I just ran up three flights of stairs and my heart rate is 85 beats per minute. Can’t wait for that cup of black coffee but I am wondering what it will do to my heart. Should I be worrying about this and, if so, will that raise my heart rate too?
I am wearing this contraption for training purposes under the instructions of my therapeutic personal trainer, Ricardo and I find it fascinating and, let’s admit it, I have got slightly obsessive about it.
I wear a mini-computer on a strap around my chest which transmits my heart rate to the watch on my wrist and, if I so wish, I can tell just what every activity does to my heart. Does making the coffee raise it more than drinking it, I wonder?
Well, yes it did. Making it raised my heart rate to 84 bpm and I have now finished the coffee, it was great, Columbian, black and strong, and my resting heart rate is now 74 beats per minute. I expect it to settle at about 64 bpm but I promise not to obsess.
When I last saw my neurologist, who is observing my recovery from that brain haemorrhage that I suffered 18 months ago, she was slightly concerned that some of my remaining symptoms could indicate that I may have had a minor stroke at the same time as the haemorrhage and the subsequent grand mal epileptic fits. As a precaution, I am having my blood pressure tested every month for a year and, so far, so good.
Doctors call high blood pressure hypertension and, I suspect, if I do have a problem, it is nothing to do with my heart but more to do with my difficulty in relaxing and switching off my brain. The heart rate monitor has been an unexpected bonus here.
Some scaffolding men have been removing their gear from the house next door and I have just had to rush downstairs again to tell them off for putting ladders on my roof without asking for my permission. I was firm but fair and my heart rate rose to 94 bpm. After a few deep breaths, I am writing again and I am down to 82 bpm but then I am a very fast typist.
Where the monitor is a brilliant devise is at the gym where I can work out exactly what pace to set so that my exercise is at the appropriate aerobic intensity and, just as importantly, that my cooling down afterwards is sufficiently relaxed to bring down my heart rate to a good resting speed.
In time, I think, I will learn to recognise how much I should exert myself and just when I should rest.
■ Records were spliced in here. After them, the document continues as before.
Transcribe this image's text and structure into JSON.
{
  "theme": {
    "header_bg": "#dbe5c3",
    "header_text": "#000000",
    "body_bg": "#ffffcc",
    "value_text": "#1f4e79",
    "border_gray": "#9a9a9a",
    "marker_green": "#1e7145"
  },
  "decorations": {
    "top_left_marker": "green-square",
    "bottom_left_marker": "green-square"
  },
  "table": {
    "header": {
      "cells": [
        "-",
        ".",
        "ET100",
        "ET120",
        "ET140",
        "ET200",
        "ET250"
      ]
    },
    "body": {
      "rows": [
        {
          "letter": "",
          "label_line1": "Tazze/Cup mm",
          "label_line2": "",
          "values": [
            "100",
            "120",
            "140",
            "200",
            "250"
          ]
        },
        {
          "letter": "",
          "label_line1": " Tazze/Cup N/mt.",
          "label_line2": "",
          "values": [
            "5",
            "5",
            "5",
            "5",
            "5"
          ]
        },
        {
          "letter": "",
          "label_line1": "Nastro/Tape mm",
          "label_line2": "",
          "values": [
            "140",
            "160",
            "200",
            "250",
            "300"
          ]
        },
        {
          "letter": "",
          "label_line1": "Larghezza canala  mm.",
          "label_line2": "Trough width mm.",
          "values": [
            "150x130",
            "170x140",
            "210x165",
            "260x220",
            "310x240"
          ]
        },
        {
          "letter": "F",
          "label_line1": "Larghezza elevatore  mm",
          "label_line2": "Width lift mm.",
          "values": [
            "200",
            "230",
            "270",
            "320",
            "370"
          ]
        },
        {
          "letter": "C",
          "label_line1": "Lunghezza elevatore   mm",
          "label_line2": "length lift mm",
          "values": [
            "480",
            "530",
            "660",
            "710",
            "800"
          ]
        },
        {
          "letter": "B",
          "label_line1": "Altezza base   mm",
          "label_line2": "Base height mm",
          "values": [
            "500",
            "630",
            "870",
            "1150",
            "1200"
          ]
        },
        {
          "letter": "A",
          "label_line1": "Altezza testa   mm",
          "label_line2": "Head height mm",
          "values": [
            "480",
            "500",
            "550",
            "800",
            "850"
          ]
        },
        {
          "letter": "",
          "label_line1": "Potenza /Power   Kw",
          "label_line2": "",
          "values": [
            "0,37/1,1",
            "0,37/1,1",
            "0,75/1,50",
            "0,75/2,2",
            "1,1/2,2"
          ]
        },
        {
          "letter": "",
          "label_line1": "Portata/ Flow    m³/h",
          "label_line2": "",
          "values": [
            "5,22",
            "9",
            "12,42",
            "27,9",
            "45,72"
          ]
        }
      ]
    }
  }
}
I took it to the park yesterday with my kung fu instructor Neil for our weekly lesson. It was interesting to see how my Tai Chi form could be much more relaxed and just how much my Chinese Straight Sword pattern pushed up my heart rate. Now that I am concentrating on soft styles in my martial arts training, the monitor is a useful spy telling me just how much looser and more relaxed I need to be.
The scaffolders have gone, the coffee is drunk and this blog is complete – my heart rate is now 74 bpm. Room for improvement I think. I wonder if this excellent little piece of equipment will actually show me how to relax one day.